Noting the headwinds facing Europe, Angela Merkel, the German chancellor, said in a speech at the start of the year it was time to “stand up” for convictions and “fight for them”, including Germany “taking on more responsibility”.

A central goal is developing European defence co-operation, one of the least advanced areas of EU integration. Despite some progress, including the launch of a common defence pact, the capability gap remains considerable. Even in economic areas, where the EU has more international clout, global trends are unfavourable. Growth in China and the rest of the world is outpacing that in Europe, and gradually diminishing the importance of intra-EU trade compared with external trade.

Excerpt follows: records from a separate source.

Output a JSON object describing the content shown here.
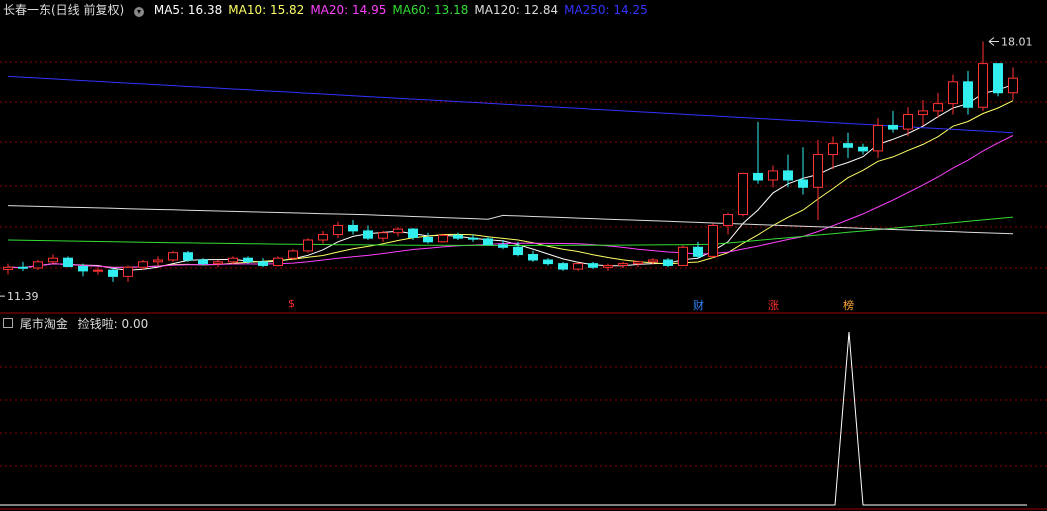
{
  "main_header": {
    "title": "长春一东(日线 前复权)",
    "ma": [
      {
        "label": "MA5: 16.38",
        "color": "#ffffff"
      },
      {
        "label": "MA10: 15.82",
        "color": "#ffff66"
      },
      {
        "label": "MA20: 14.95",
        "color": "#ff40ff"
      },
      {
        "label": "MA60: 13.18",
        "color": "#33dd33"
      },
      {
        "label": "MA120: 12.84",
        "color": "#dddddd"
      },
      {
        "label": "MA250: 14.25",
        "color": "#3333ff"
      }
    ]
  },
  "annotations": {
    "high_label": "18.01",
    "low_label": "11.39"
  },
  "markers": [
    {
      "label": "$",
      "color": "#ff3030"
    },
    {
      "label": "财",
      "color": "#3388ff"
    },
    {
      "label": "涨",
      "color": "#ff3030"
    },
    {
      "label": "榜",
      "color": "#ffaa33"
    }
  ],
  "sub_header": {
    "title": "尾市淘金",
    "indicator": "捡钱啦: 0.00"
  },
  "colors": {
    "up": "#ff3333",
    "down": "#33eeee",
    "grid": "#8b0000",
    "frame": "#a00000"
  },
  "chart_data": {
    "type": "candlestick",
    "price_range": [
      10.9,
      18.6
    ],
    "high": 18.01,
    "low": 11.39,
    "candles": [
      [
        11.74,
        11.9,
        11.6,
        11.8
      ],
      [
        11.8,
        11.95,
        11.7,
        11.78
      ],
      [
        11.78,
        12.0,
        11.72,
        11.95
      ],
      [
        11.95,
        12.15,
        11.9,
        12.05
      ],
      [
        12.05,
        12.1,
        11.8,
        11.82
      ],
      [
        11.82,
        11.9,
        11.55,
        11.7
      ],
      [
        11.7,
        11.8,
        11.6,
        11.72
      ],
      [
        11.72,
        11.78,
        11.4,
        11.55
      ],
      [
        11.55,
        11.85,
        11.4,
        11.8
      ],
      [
        11.8,
        12.0,
        11.72,
        11.95
      ],
      [
        11.95,
        12.1,
        11.85,
        12.0
      ],
      [
        12.0,
        12.25,
        11.95,
        12.2
      ],
      [
        12.2,
        12.25,
        11.95,
        12.0
      ],
      [
        12.0,
        12.05,
        11.85,
        11.9
      ],
      [
        11.9,
        12.0,
        11.8,
        11.95
      ],
      [
        11.95,
        12.1,
        11.88,
        12.05
      ],
      [
        12.05,
        12.1,
        11.9,
        11.95
      ],
      [
        11.95,
        12.05,
        11.8,
        11.85
      ],
      [
        11.85,
        12.1,
        11.82,
        12.05
      ],
      [
        12.05,
        12.3,
        12.0,
        12.25
      ],
      [
        12.25,
        12.6,
        12.2,
        12.55
      ],
      [
        12.55,
        12.8,
        12.45,
        12.7
      ],
      [
        12.7,
        13.05,
        12.6,
        12.95
      ],
      [
        12.95,
        13.1,
        12.7,
        12.8
      ],
      [
        12.8,
        12.95,
        12.55,
        12.6
      ],
      [
        12.6,
        12.8,
        12.5,
        12.75
      ],
      [
        12.75,
        12.9,
        12.65,
        12.85
      ],
      [
        12.85,
        12.88,
        12.55,
        12.62
      ],
      [
        12.62,
        12.75,
        12.45,
        12.5
      ],
      [
        12.5,
        12.72,
        12.48,
        12.68
      ],
      [
        12.68,
        12.75,
        12.55,
        12.6
      ],
      [
        12.6,
        12.7,
        12.5,
        12.58
      ],
      [
        12.58,
        12.65,
        12.4,
        12.42
      ],
      [
        12.42,
        12.55,
        12.3,
        12.35
      ],
      [
        12.35,
        12.5,
        12.1,
        12.15
      ],
      [
        12.15,
        12.25,
        11.95,
        12.0
      ],
      [
        12.0,
        12.05,
        11.85,
        11.9
      ],
      [
        11.9,
        11.95,
        11.7,
        11.75
      ],
      [
        11.75,
        11.92,
        11.7,
        11.9
      ],
      [
        11.9,
        11.95,
        11.75,
        11.8
      ],
      [
        11.8,
        11.9,
        11.7,
        11.85
      ],
      [
        11.85,
        11.95,
        11.78,
        11.9
      ],
      [
        11.9,
        11.98,
        11.8,
        11.95
      ],
      [
        11.95,
        12.05,
        11.88,
        12.0
      ],
      [
        12.0,
        12.05,
        11.8,
        11.85
      ],
      [
        11.85,
        12.4,
        11.85,
        12.35
      ],
      [
        12.35,
        12.5,
        12.05,
        12.1
      ],
      [
        12.1,
        13.0,
        12.05,
        12.95
      ],
      [
        12.95,
        13.3,
        12.7,
        13.25
      ],
      [
        13.25,
        14.4,
        13.2,
        14.38
      ],
      [
        14.38,
        15.8,
        14.1,
        14.2
      ],
      [
        14.2,
        14.6,
        14.0,
        14.45
      ],
      [
        14.45,
        14.9,
        14.0,
        14.2
      ],
      [
        14.2,
        15.1,
        13.8,
        14.0
      ],
      [
        14.0,
        15.3,
        13.1,
        14.9
      ],
      [
        14.9,
        15.4,
        14.5,
        15.2
      ],
      [
        15.2,
        15.5,
        14.8,
        15.1
      ],
      [
        15.1,
        15.2,
        14.9,
        15.0
      ],
      [
        15.0,
        15.9,
        14.8,
        15.7
      ],
      [
        15.7,
        16.1,
        15.5,
        15.6
      ],
      [
        15.6,
        16.2,
        15.4,
        16.0
      ],
      [
        16.0,
        16.4,
        15.7,
        16.1
      ],
      [
        16.1,
        16.6,
        15.9,
        16.3
      ],
      [
        16.3,
        17.1,
        16.0,
        16.9
      ],
      [
        16.9,
        17.2,
        16.0,
        16.2
      ],
      [
        16.2,
        18.01,
        16.1,
        17.4
      ],
      [
        17.4,
        17.3,
        16.5,
        16.6
      ],
      [
        16.6,
        17.3,
        16.4,
        17.0
      ]
    ],
    "ma_lines": [
      {
        "name": "MA5",
        "color": "#ffffff"
      },
      {
        "name": "MA10",
        "color": "#ffff66"
      },
      {
        "name": "MA20",
        "color": "#ff40ff"
      },
      {
        "name": "MA60",
        "color": "#33dd33"
      },
      {
        "name": "MA120",
        "color": "#dddddd"
      },
      {
        "name": "MA250",
        "color": "#3333ff"
      }
    ],
    "indicator": {
      "name": "捡钱啦",
      "spike_index": 56,
      "spike_value": 1,
      "range": [
        0,
        1
      ]
    }
  }
}
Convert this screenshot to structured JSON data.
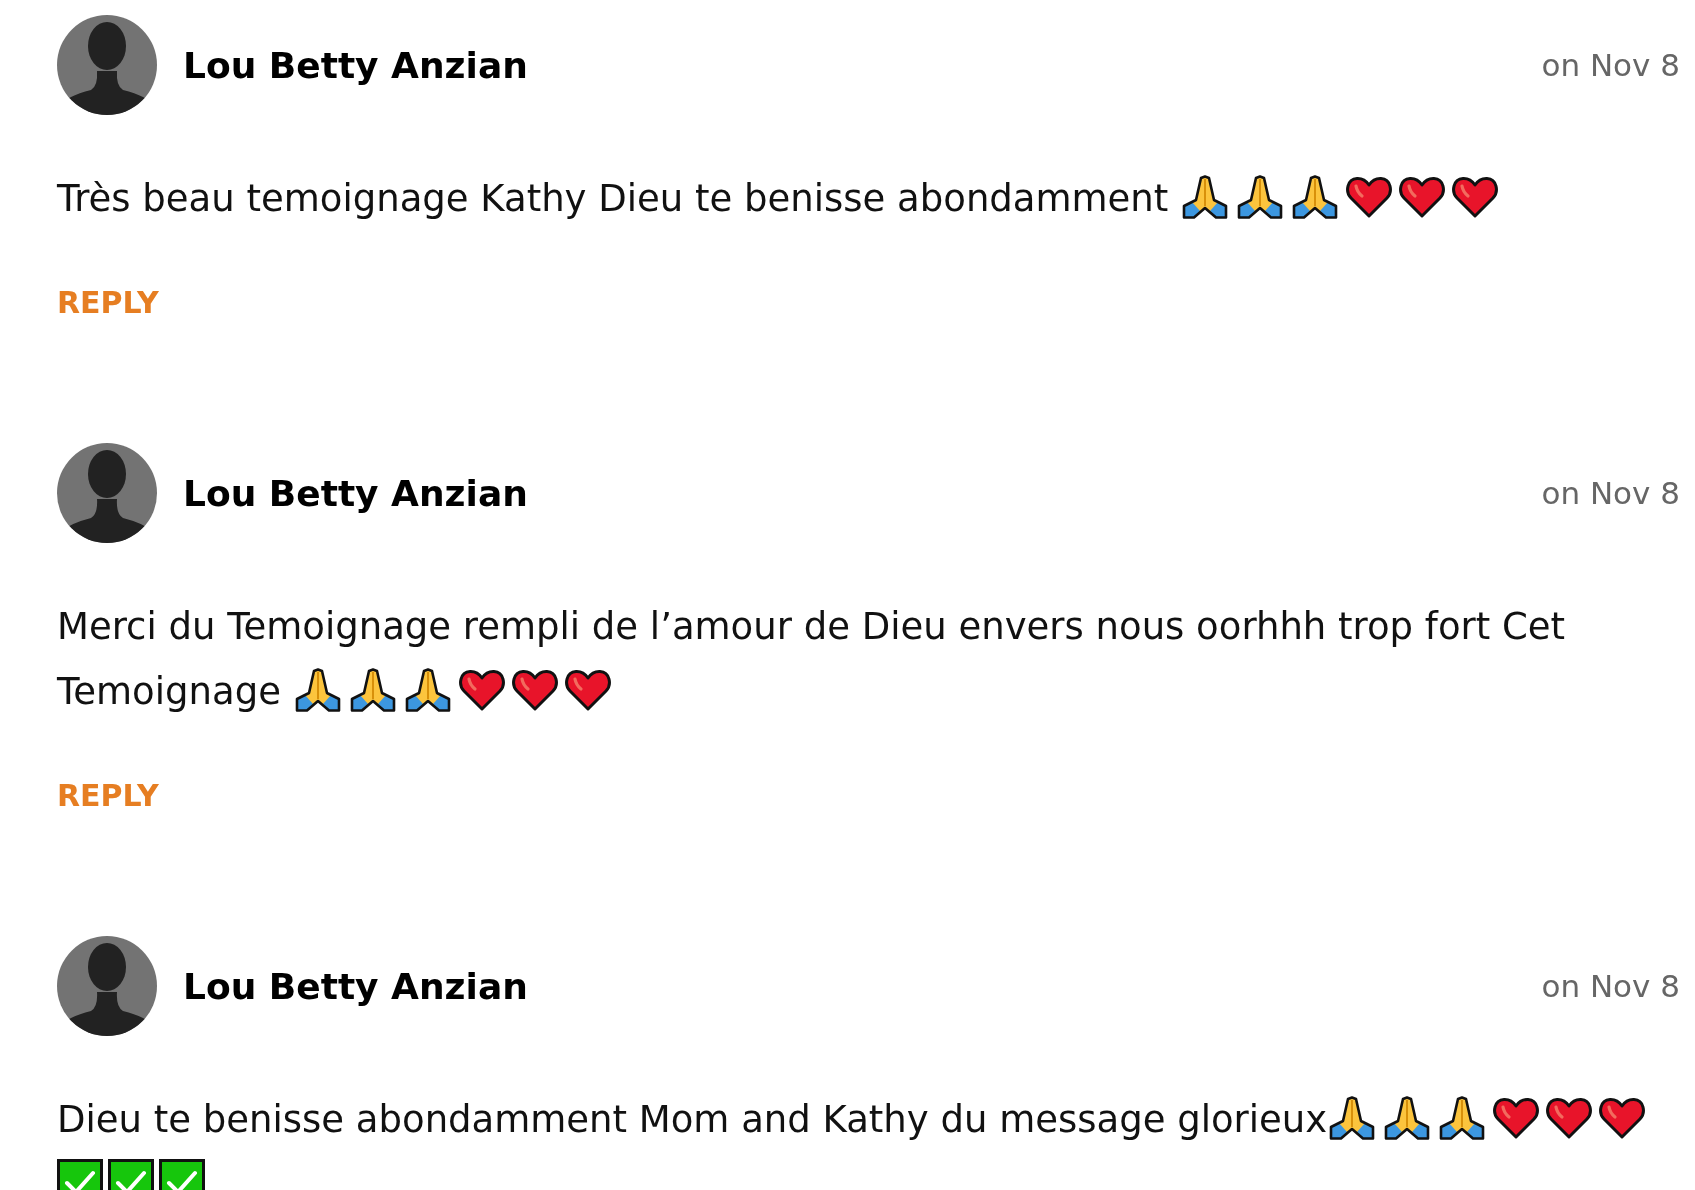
{
  "comments": [
    {
      "author": "Lou Betty Anzian",
      "date": "on Nov 8",
      "body": [
        {
          "text": "Très beau temoignage Kathy Dieu te benisse abondamment ",
          "emojis": [
            {
              "kind": "folded-hands"
            },
            {
              "kind": "folded-hands"
            },
            {
              "kind": "folded-hands"
            },
            {
              "kind": "heart"
            },
            {
              "kind": "heart"
            },
            {
              "kind": "heart"
            }
          ]
        }
      ],
      "reply": "REPLY"
    },
    {
      "author": "Lou Betty Anzian",
      "date": "on Nov 8",
      "body": [
        {
          "text": "Merci du Temoignage rempli de l’amour de Dieu envers nous oorhhh trop fort Cet"
        },
        {
          "text": "Temoignage ",
          "emojis": [
            {
              "kind": "folded-hands"
            },
            {
              "kind": "folded-hands"
            },
            {
              "kind": "folded-hands"
            },
            {
              "kind": "heart"
            },
            {
              "kind": "heart"
            },
            {
              "kind": "heart"
            }
          ]
        }
      ],
      "reply": "REPLY"
    },
    {
      "author": "Lou Betty Anzian",
      "date": "on Nov 8",
      "body": [
        {
          "text": "Dieu te benisse abondamment Mom and Kathy du message glorieux",
          "emojis": [
            {
              "kind": "folded-hands"
            },
            {
              "kind": "folded-hands"
            },
            {
              "kind": "folded-hands"
            },
            {
              "kind": "heart"
            },
            {
              "kind": "heart"
            },
            {
              "kind": "heart"
            },
            {
              "kind": "check"
            },
            {
              "kind": "check"
            },
            {
              "kind": "check"
            }
          ]
        }
      ]
    }
  ]
}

The EU27 is likely to “become a ‘small open economy’ whose relative weight in the global economy will, by around 2035, be similar to that of Japan at the start of the century”, predicts Daniel Gros, director of the Brussels-based Centre for European Policy Studies. “It is thus unlikely that, on its own, the EU will have enough influence to shape the global trading system.”

Put another way, Europe in coming decades may face, in less dramatic form, the same kind of diplomatic reckoning awaiting the UK after Brexit.